I always love the thought, 'be careful what you ask God for' - if you ask him to make you more patient, he probably won't go, 'zap' you're more patient - he'll probably let you go through a challenging situation that teaches you to be patient through experience!

We are like uncut diamonds, still caked in dirt and rough. The people we come across, especially those who grate against us, can often do us the most benefit. Sometimes that person who we can't stand is there to teach us tolerance, or patience, or compassion. And we are in their lives to show God's love.

“A new command I give you: Love one another. As I have loved you, so you must love one another. By this everyone will know that you are my disciples, if you love one another.”
John 13: 34-35

Before you come across this person again, pray for them - but not "God, please make this person stop being so annoying!" - Bless them.

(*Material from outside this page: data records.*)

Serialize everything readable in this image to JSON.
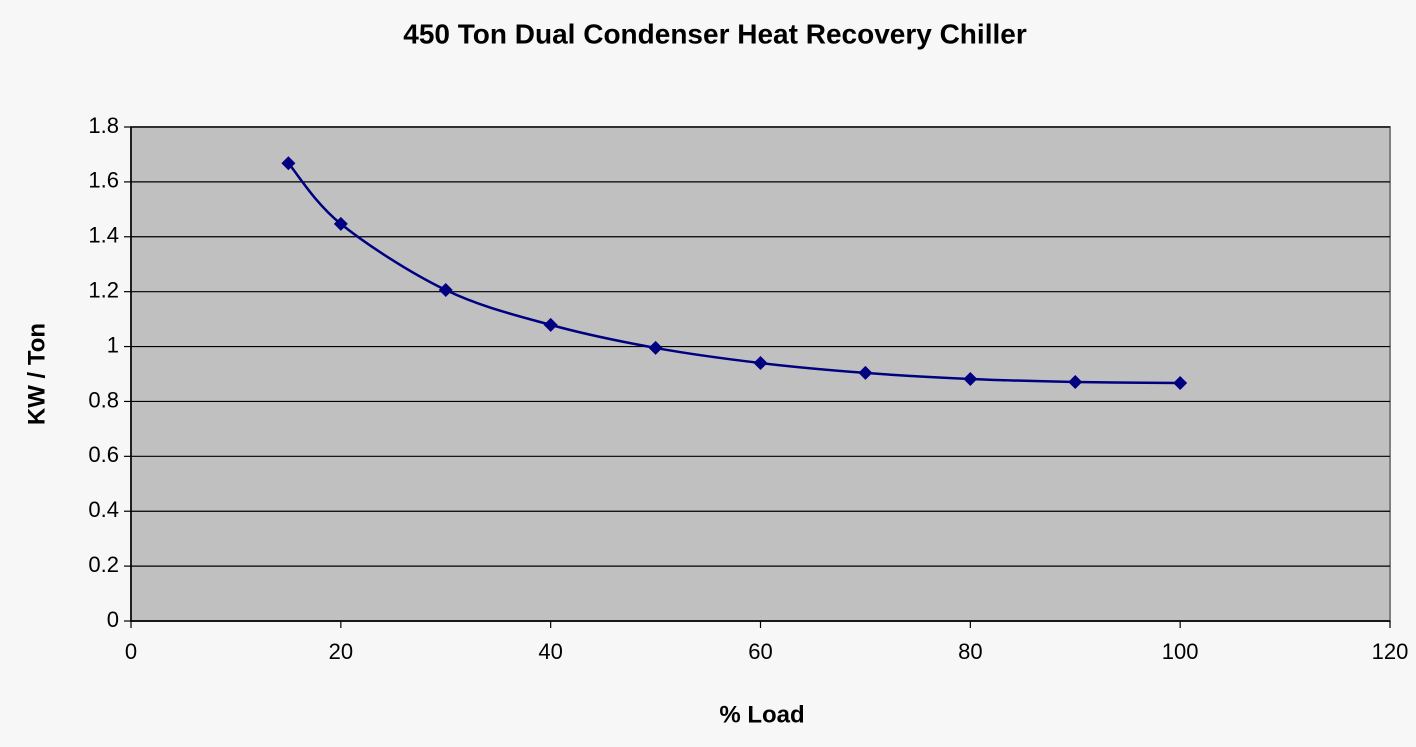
{
  "chart_data": {
    "type": "scatter_smooth",
    "title": "450 Ton Dual Condenser Heat Recovery Chiller",
    "x_label": "% Load",
    "y_label": "KW / Ton",
    "series": [
      {
        "name": "KW / Ton",
        "color": "#000080",
        "x": [
          15,
          20,
          30,
          40,
          50,
          60,
          70,
          80,
          90,
          100
        ],
        "values": [
          1.668,
          1.447,
          1.206,
          1.079,
          0.995,
          0.94,
          0.904,
          0.882,
          0.871,
          0.867
        ]
      }
    ],
    "xlim": [
      0,
      120
    ],
    "xticks": [
      0,
      20,
      40,
      60,
      80,
      100,
      120
    ],
    "ylim": [
      0,
      1.8
    ],
    "yticks": [
      0,
      0.2,
      0.4,
      0.6,
      0.8,
      1,
      1.2,
      1.4,
      1.6,
      1.8
    ],
    "grid": true,
    "plot_background": "#c0c0c0"
  }
}
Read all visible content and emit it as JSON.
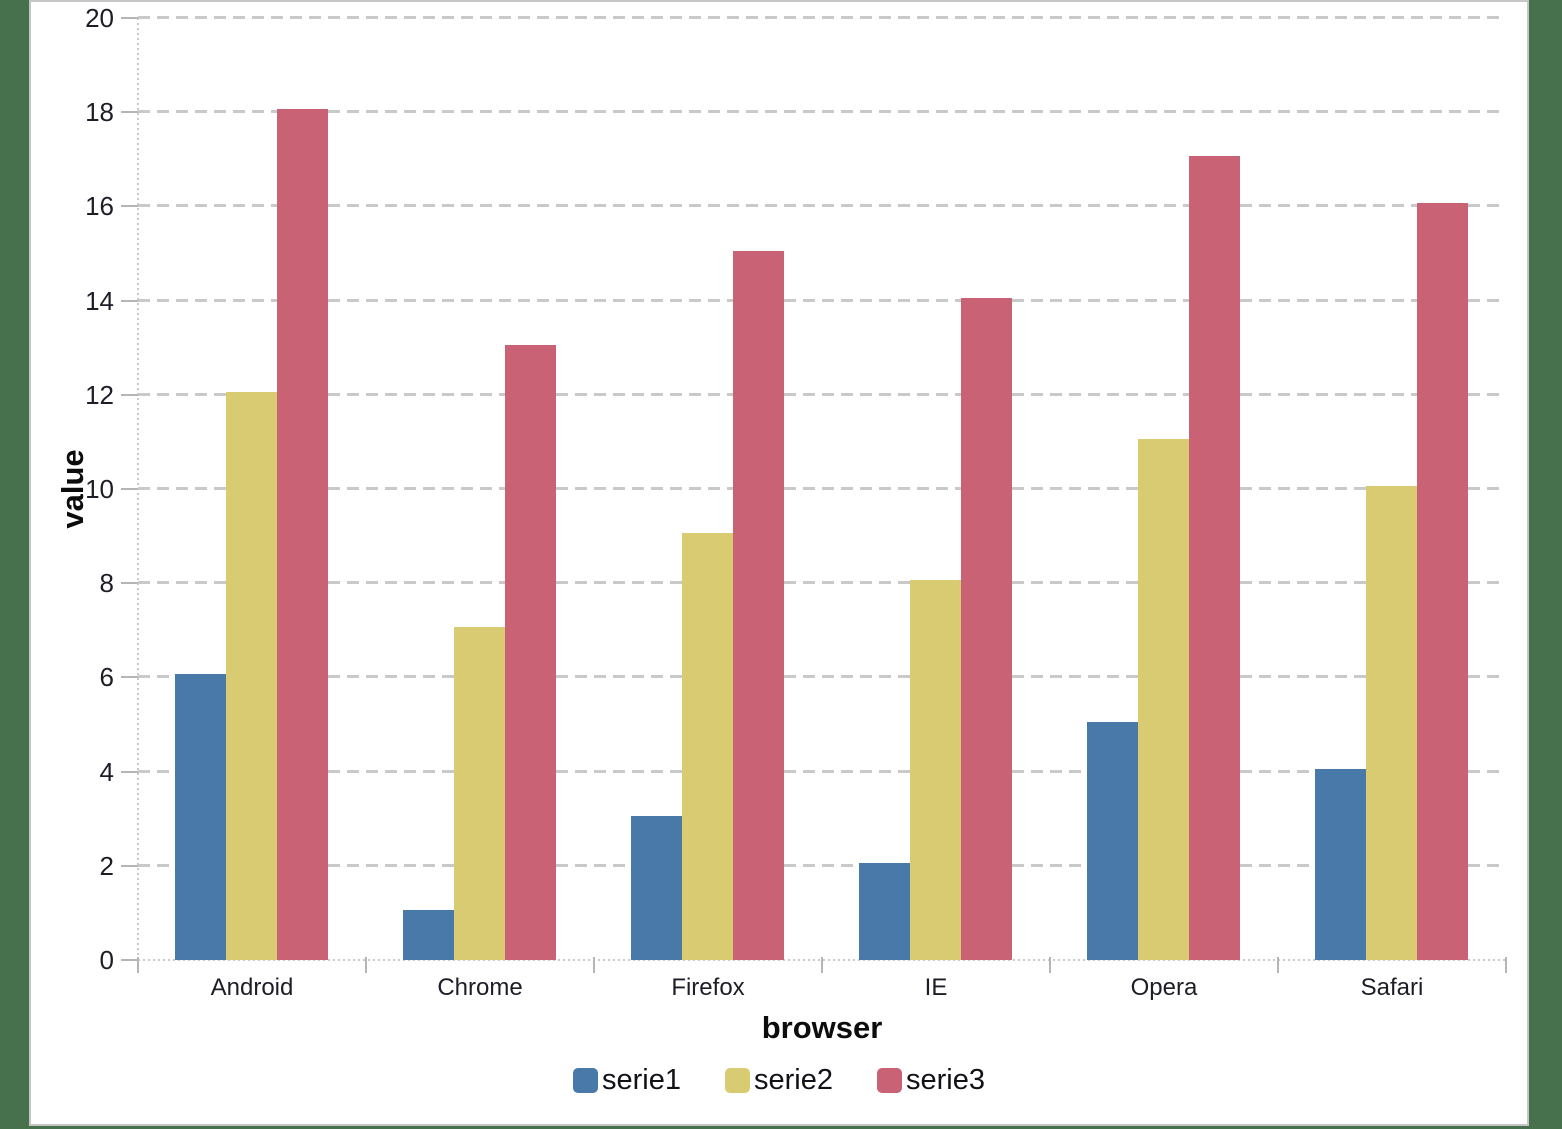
{
  "frame": {
    "background_color": "#47714d",
    "chart_border_color": "#c6c6c6",
    "chart_background_color": "#ffffff"
  },
  "chart_data": {
    "type": "bar",
    "title": "",
    "xlabel": "browser",
    "ylabel": "value",
    "categories": [
      "Android",
      "Chrome",
      "Firefox",
      "IE",
      "Opera",
      "Safari"
    ],
    "series": [
      {
        "name": "serie1",
        "color": "#4879a9",
        "values": [
          6,
          1,
          3,
          2,
          5,
          4
        ]
      },
      {
        "name": "serie2",
        "color": "#d9cb72",
        "values": [
          12,
          7,
          9,
          8,
          11,
          10
        ]
      },
      {
        "name": "serie3",
        "color": "#c96274",
        "values": [
          18,
          13,
          15,
          14,
          17,
          16
        ]
      }
    ],
    "ylim": [
      0,
      20
    ],
    "ytick_step": 2,
    "grid": {
      "horizontal": true,
      "style": "dashed",
      "color": "#c9c9c9"
    },
    "legend": {
      "position": "bottom"
    },
    "text_color": "#1d1d28"
  }
}
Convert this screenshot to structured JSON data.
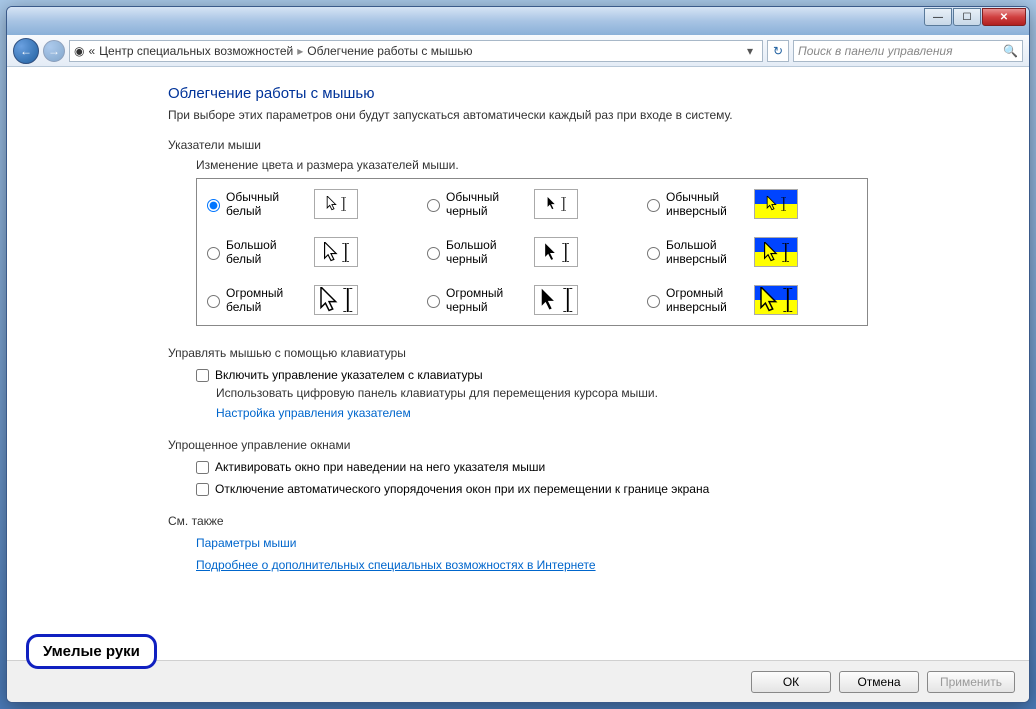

Find something about them to thank God for. Or at least ask God to show you what you can learn from the situation.

There's a quote I read that said 'Have you ever asked God to change someone else, only to have him say "Well, you're here now. Why don't we start with you." There are a lot of things in life that we put on other people, when really it lays within ourselves. We don't have control over how anyone else acts or behaves. We only have control over ourselves. When you forgive someone, it's not really for them. It's so that you aren't eaten up and destroyed by harbouring those negative feelings. When you bless others, God blesses us in return.

"But I tell you, love your enemies and pray for those who persecute you, that you may be children of your Father in heaven. He causes his sun to rise on the evil and the good, and sends rain on the righteous and the unrighteous. If you love those who love you, what reward will you get? Are not even the tax collectors doing that? And if you greet only your own people, what are you doing more than others? Do not even pagans do that? Be perfect, therefore, as your heavenly Father is perfect."

Matthew 5: 44-48

But to you who are listening I say: Love your enemies, do good to those who hate you, bless those who curse you, pray for those who mistreat you.

Luke 6:27-28

It's one of the hardest things in life, to love the people who you don't even like! But God loved us first, even when we were unworthy.

But God demonstrates his own love for us in this: While we were still sinners, Christ died for us. Romans 5:8

And it's not all off our own backs - the love we have for others comes from God. Ask him every day to help you see other's through his eyes! It's a daily challenge, I know!! But he'll help you.